Mexico’s peso has touched its strongest level in more than five years as the country’s relatively high interest rates, tight fiscal policy and investment opportunities accruing from its proximity to the US make it a favourite for currency investors.
The peso is the top performing major currency this year, according to Bloomberg, and has more than recovered from its pandemic weakness. It has risen 8.5 per cent this year to trade above 18 to the dollar.
That compares with the South African rand weakening 7.1 per cent and the Brazilian real gaining 2.4 per cent in the same period.
Moreover, the peso has increasingly become the vehicle for emerging market investors who want to borrow in a currency with a low interest rate, like the dollar, to buy assets offering higher rates of return, known as the carry trade.
The trends that have propelled Mexico’s currency are likely to have some staying power, analysts said.
“In the medium term we see a strong peso,” said Gabriel Casillas, head of Latin America Economics at Barclays. “Within Latin America, Mexico looks very good in almost every way.”
Mexico’s currency is benefiting from a confluence of domestic and international factors. The country, which shares a 2,000-mile border with the US, is set to be a prime beneficiary of companies focusing on their supply chains nearer key markets and away from China in a phenomenon known as “nearshoring”.
Mexico is part of the USMCA free trade agreement with the US and Canada and was included in recent green subsidies under Washington’s Inflation Reduction Act. These have helped it attract investment in its traditionally strong auto sector, which has lower wages than its northern neighbour.
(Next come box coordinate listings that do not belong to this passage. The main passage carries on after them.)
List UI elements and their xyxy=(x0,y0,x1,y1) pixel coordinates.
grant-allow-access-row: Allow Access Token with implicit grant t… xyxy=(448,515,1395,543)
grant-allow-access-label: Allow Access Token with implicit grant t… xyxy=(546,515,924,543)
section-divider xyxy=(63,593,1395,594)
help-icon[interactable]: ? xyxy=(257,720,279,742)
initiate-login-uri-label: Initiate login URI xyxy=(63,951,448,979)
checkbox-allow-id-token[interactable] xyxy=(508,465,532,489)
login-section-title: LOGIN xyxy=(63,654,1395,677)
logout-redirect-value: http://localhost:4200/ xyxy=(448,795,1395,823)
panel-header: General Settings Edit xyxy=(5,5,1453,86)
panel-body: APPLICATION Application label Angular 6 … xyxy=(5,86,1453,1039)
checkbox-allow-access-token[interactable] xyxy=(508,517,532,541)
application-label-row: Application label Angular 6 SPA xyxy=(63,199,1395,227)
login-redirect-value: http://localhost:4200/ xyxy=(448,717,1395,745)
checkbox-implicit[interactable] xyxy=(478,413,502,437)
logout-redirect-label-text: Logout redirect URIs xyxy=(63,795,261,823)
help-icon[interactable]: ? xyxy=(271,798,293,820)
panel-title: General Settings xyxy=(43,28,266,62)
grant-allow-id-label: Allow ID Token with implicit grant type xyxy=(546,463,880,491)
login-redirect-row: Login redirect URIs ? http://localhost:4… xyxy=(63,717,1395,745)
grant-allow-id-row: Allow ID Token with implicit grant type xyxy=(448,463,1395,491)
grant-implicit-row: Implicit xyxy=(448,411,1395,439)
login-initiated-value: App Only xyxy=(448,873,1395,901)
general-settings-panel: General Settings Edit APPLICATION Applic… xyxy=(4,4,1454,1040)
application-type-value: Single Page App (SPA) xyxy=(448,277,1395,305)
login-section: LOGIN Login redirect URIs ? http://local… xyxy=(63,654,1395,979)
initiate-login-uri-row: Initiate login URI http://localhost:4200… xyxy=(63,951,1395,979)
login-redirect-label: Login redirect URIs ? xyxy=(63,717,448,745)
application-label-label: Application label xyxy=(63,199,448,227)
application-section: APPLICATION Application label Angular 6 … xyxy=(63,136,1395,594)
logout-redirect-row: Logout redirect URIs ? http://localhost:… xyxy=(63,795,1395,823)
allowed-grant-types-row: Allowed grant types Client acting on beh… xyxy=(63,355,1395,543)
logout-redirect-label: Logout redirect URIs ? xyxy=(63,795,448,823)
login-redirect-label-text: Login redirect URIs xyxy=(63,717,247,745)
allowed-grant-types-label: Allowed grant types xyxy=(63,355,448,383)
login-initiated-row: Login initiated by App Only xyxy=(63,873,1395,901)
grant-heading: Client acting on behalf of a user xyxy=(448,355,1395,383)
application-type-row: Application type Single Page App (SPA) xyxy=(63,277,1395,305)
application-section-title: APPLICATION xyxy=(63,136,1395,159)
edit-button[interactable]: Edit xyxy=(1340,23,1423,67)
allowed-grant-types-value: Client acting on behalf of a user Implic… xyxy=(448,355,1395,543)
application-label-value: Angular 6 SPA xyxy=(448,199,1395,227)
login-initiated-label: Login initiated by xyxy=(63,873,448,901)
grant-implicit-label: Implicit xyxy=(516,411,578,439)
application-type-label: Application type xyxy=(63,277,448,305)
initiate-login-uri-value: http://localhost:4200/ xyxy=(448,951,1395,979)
BMW said last month it would spend €800mn to expand electric vehicle production in Mexico while Tesla announced last week it would build a new factory in northern Mexico that officials said would start off as a $5bn investment, one of the country’s largest in recent years. The news helped push up the peso even further against the dollar.
Foreign direct investment in Mexico hit $35.3bn last year, the highest level since 2015, according to economy ministry data. Transport manufacturing accounted for 12 per cent of that.
Another source of foreign income has been resilient remittances from Mexican migrants in the US.
The transfers from abroad now make up 4 per cent of the country’s gross domestic product. Even after growing to record levels last year, in January remittances were 12.5 per cent higher than the same month a year earlier, according to Bank of Mexico figures.
Mexico’s central bank, which has had a new governor Victoria Rodríguez Ceja since last year, has also proved to be more hawkish than many expected. The bank’s five-member board began raising interest rates in June 2021, nine months before the US Federal Reserve, and has increased its benchmark rate at 14 consecutive meetings from 4 per cent to 11 per cent.
The spread over the Fed’s fed funds target rate has grown from 3.75 per cent to 6.25 per cent, adding to the peso’s attractiveness.
The market is betting on further hikes since inflation started rising again in December after peaking in September and dropping in the following two months.
Mexican president Andrés Manuel López Obrador’s fiscal austerity has also helped prop up the peso. The populist leader, who flies commercial and prides himself on being a man of the people, has slashed government spending and run small deficits.
During the pandemic, he resisted intense pressure to implement large support packages for businesses and individuals.
His stance has won him favour with currency investors relative to other leaders in Latin America, like Gustavo Petro in Colombia and Brazil’s new president, Luiz Inácio Lula da Silva.
“We have a lot of new presidents . . . and it’s not clear whether they are going to be fiscally responsible,” Casillas said.
The news is not all positive. Despite investor confidence in the peso and healthy levels of foreign investment, Mexico’s economic growth has fallen short of potential for decades, economists said.
Since López Obrador took office in 2018 the economy has barely grown and lagged behind regional peers in recovering from the pandemic. This year analysts expect growth of just 1.2 per cent, according to a central bank poll.
Banco Base analyst Gabriela Siller said it was not a coincidence that the peso was now back close to levels seen in 2018, just before López Obrador won the presidency. Early fears that he would try to end the central bank’s autonomy or stay in power beyond the strict six-year term limit had dissipated, she said.
However, structural problems remain, such as the fragile rule of law, with little expectation of improvement in the medium term. Moves by López Obrador to weaken autonomous bodies and change the rules in the electricity market have also raised investor concerns.
Those long-term challenges will continue to hold back investment, JPMorgan economist Gabriel Lozano said in a recent note.
“Had a long-term strategy to boost investment been in place, we think Mexico could have been ready to boost nearshoring earlier,” he said.